Unfortunately, your pet can encounter a variety of illnesses during his lifetime. Some are mild and perhaps easily affordable while others are medical emergencies and can be quite expensive. GI blockages, heart disease, diabetes, kidney failure, and urinary obstructions are but a few of the many pet health issues which can take you by surprise. So the question is: Are you financially prepared for your pet’s medical bills both now and in the future?

Preparing for the Unthinkable

Many pets have lost their lives when they could have been treated, but the treatment was unaffordable. A common example is the lack of finances to treat heart disease that is secondary to hyperthyroidism. Hyperthyroidism in cats is very common and very treatable, as is secondary heart disease. In fact, it often can be reversed. However, financial constraints can make a treatable case such as this lead instead to euthanasia.

Often, a pet parent of a healthy, young, indoor pet cannot imagine their pet's life ever becoming dependent on available finances. However, pets age and as they do, a variety of illnesses can occur. It is very possible that your pet will develop a treatable illness, but one that requires extensive veterinary care. If you cannot easily afford hundreds or even thousands of dollars of medical bills for your pet, pet insurance can mean the difference between life and death.

Selecting an Insurance Policy

Selecting the right pet insurance policy requires research and careful thought. There are many different companies offering pet insurance. Monthly cost, deductibles, and co-insurance amounts can vary greatly from company to company. In addition, some may cover pre-existing, hereditary, or chronic conditions, while others may not insure pets over a certain age, certain breeds, or offer discounted coverage for the number of pets you have.

It is important to read any policy you are considering carefully. Do you want only accident and injury coverage or do you want the policy to cover illnesses also? Do you need your pet's policy to cover preventative care such as the annual physical, vaccines, and neutering? Do you want it all? 

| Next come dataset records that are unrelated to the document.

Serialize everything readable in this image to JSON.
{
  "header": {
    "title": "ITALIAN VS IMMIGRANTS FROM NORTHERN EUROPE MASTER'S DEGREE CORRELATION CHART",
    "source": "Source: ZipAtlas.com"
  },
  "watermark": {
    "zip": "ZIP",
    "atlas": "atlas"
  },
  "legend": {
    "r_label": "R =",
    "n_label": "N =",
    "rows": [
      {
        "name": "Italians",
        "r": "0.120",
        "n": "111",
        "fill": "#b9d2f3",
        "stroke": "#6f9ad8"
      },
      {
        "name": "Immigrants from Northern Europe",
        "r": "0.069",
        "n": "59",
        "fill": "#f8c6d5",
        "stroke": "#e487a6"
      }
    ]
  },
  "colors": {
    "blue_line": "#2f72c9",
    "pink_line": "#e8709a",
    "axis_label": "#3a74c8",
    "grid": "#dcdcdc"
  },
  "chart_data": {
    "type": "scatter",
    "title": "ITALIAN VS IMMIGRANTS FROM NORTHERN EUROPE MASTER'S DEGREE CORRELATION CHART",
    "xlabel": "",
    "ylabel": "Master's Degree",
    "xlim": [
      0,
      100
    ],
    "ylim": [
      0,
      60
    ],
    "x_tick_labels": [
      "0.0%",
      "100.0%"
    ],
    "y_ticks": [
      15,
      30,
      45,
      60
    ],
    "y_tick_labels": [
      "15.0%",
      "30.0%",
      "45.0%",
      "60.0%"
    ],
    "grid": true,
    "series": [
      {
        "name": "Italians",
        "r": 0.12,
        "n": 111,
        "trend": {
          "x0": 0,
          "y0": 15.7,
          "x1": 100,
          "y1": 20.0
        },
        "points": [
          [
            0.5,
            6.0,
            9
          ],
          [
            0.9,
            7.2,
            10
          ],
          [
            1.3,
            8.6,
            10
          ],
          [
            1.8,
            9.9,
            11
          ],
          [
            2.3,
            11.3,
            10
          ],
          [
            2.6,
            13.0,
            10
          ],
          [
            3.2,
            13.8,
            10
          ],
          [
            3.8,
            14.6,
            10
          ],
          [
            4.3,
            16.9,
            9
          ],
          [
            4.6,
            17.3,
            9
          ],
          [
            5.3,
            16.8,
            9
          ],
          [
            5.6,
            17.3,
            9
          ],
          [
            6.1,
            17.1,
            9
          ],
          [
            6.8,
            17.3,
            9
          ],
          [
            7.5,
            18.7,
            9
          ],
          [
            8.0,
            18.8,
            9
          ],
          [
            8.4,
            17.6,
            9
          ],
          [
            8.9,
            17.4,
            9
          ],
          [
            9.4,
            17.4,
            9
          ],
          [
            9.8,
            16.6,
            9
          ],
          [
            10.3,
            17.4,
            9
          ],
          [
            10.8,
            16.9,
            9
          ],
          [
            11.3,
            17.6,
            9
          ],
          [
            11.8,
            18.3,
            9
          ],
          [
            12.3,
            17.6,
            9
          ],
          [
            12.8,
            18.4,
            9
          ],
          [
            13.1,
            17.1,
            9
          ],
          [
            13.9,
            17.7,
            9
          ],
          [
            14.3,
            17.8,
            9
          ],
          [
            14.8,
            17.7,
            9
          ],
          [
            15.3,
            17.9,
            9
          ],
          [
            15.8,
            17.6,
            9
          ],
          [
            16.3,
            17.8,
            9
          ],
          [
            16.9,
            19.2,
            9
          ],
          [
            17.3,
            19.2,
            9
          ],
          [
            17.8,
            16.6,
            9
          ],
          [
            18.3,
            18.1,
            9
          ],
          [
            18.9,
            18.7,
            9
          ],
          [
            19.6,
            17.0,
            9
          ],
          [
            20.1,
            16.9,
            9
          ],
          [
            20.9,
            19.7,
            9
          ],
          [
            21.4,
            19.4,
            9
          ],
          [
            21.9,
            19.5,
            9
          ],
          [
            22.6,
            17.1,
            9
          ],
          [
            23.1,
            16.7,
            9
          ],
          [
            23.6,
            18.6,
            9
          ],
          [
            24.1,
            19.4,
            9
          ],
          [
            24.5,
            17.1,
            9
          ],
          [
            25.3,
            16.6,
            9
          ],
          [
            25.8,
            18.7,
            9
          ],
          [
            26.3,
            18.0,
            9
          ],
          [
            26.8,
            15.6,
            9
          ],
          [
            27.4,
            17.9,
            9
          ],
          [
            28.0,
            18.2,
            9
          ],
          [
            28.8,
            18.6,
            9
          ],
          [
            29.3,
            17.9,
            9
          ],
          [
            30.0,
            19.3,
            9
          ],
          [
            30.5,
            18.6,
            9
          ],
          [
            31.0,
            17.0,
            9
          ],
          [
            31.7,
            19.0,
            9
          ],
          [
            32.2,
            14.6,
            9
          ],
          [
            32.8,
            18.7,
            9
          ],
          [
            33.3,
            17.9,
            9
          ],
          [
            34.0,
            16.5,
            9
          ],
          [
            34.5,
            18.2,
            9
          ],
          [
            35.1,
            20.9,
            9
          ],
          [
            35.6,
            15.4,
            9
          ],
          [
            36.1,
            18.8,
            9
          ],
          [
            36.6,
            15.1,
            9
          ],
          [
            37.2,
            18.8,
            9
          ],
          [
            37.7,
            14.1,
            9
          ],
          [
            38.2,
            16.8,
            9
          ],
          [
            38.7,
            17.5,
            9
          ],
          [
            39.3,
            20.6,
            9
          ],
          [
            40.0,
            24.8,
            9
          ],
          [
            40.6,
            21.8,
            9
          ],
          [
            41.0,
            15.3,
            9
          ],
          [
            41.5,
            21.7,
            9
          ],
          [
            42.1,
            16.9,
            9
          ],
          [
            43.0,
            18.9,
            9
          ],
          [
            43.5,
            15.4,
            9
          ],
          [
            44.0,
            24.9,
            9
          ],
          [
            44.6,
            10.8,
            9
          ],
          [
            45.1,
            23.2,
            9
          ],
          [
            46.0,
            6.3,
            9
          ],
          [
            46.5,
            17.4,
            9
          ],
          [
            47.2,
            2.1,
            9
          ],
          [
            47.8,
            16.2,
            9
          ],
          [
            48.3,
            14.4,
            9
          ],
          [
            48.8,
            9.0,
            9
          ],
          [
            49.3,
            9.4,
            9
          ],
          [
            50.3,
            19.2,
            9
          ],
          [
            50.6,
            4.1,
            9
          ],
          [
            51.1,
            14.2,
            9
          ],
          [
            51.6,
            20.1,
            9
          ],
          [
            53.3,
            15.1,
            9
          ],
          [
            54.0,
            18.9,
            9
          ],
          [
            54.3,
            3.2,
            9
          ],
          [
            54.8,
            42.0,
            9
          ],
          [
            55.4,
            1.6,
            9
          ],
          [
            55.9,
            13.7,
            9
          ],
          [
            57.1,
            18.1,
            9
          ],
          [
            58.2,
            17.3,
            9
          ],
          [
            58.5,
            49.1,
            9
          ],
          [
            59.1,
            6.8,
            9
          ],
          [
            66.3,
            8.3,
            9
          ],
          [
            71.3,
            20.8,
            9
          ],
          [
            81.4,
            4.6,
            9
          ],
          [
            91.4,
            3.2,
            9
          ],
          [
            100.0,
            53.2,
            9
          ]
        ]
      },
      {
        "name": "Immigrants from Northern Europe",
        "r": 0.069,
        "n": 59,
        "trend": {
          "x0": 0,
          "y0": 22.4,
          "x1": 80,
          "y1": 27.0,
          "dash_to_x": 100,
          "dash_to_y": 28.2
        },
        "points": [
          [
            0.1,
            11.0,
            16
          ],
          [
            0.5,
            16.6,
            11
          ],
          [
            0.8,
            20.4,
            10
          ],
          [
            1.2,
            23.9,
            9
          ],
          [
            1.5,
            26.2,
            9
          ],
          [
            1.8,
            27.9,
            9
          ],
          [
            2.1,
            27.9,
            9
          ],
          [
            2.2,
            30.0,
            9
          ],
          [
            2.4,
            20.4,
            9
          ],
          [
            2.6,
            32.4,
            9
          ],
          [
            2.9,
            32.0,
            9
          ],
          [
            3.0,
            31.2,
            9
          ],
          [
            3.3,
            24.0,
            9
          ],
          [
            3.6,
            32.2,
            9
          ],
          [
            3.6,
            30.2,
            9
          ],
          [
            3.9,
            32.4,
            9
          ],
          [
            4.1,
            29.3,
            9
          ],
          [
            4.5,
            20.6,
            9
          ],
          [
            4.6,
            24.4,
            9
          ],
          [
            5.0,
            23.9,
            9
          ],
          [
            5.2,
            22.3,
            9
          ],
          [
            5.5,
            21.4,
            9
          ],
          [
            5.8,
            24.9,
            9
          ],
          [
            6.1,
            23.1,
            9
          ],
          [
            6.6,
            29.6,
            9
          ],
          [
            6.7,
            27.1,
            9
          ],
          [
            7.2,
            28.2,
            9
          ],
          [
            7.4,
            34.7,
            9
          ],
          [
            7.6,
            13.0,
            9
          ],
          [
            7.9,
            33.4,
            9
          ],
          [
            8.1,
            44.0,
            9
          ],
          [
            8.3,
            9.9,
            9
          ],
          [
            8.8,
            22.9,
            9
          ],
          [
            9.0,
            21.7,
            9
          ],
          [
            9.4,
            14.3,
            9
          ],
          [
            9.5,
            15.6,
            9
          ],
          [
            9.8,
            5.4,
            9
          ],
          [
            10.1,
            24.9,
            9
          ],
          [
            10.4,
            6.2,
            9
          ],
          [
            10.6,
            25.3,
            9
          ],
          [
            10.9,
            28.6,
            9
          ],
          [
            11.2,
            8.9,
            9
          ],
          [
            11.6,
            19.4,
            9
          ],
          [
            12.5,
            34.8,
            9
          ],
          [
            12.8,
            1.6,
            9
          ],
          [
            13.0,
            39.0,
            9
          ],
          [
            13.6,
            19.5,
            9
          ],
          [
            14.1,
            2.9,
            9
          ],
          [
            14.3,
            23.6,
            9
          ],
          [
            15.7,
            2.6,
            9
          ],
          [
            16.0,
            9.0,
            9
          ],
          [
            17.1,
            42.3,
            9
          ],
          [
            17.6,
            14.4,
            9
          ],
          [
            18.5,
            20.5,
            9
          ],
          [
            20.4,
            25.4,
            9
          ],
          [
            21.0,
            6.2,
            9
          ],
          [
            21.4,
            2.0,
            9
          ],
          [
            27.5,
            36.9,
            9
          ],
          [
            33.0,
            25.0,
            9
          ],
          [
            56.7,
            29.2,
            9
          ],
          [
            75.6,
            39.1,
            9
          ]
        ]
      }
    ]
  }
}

If purchasing a pet insurance plan sounds complicated, most companies are more than happy to work with you to find the plan that is right for you, but you can prepare by learning about the following points: 

(1) A pet insurance policy may have age limitations. Kittens and puppies may need to be a certain age before they are covered. Coverage may stop for a pet over a certain age, the time when you are most likely to need pet insurance.

(2) An indoor only pet may need a slightly different kind of coverage than an indoor/outdoor pet. Outdoor pets are more likely to sustain injuries. An indoor pet may not need injury coverage.

(3) If your pet has a hereditary condition, you will have to search for an insurance company that covers hereditary conditions, and actually very few do so.

 (4) Even if it's not hereditary, your pet may have a condition that already exists when you apply for insurance. These “preexisting conditions” are not covered by most companies.

(5) Find out what the “waiting period” (the amount of time from the time you sign up for the policy until you are able to use it) is for your policy. This period may vary from a few days to a month.

(6) If you take out policies for more than one pet, you’ll want to know if the company offers a discount.

(7) Pet insurance has deductibles just like the insurance plan you have for yourself.  You want to find out what that deductible is for the year, the incident, and/or the visit. 

(8) The amount that you personally have to pay for each visit or incident that will not be reimbursed, also known as your co-pay, will vary.

(9) You want to know if there is a limit to the amount of money the company will reimburse to you per year, per incident, per condition, and per the life of your pet.

(10) Pet insurance often requires you to pay your pet's treatment cost directly to the veterinarian at the time of the visit. Afterwards, you file a claim and get reimbursed. Find out how to get reimbursed and how long you have to wait for reimbursement.

(11) What is the company's policy on rate increases? Can you stop the policy at any time for any reason?

Often, one of the best ways to find out more about a company is to read reviews from other policy holders.

Are You Prepared?

Remember that a single visit to the vet for an emergency or a single chronic illness that requires blood tests and/or medication on a routine basis can quickly add up to thousands of dollars. Most pets will require unexpected treatment at some point, and sometimes financing these treatments can be impossible without the aid of pet insurance. For that reason, a small monthly investment in a policy that fits your needs could make the difference in life or death for your furry friend.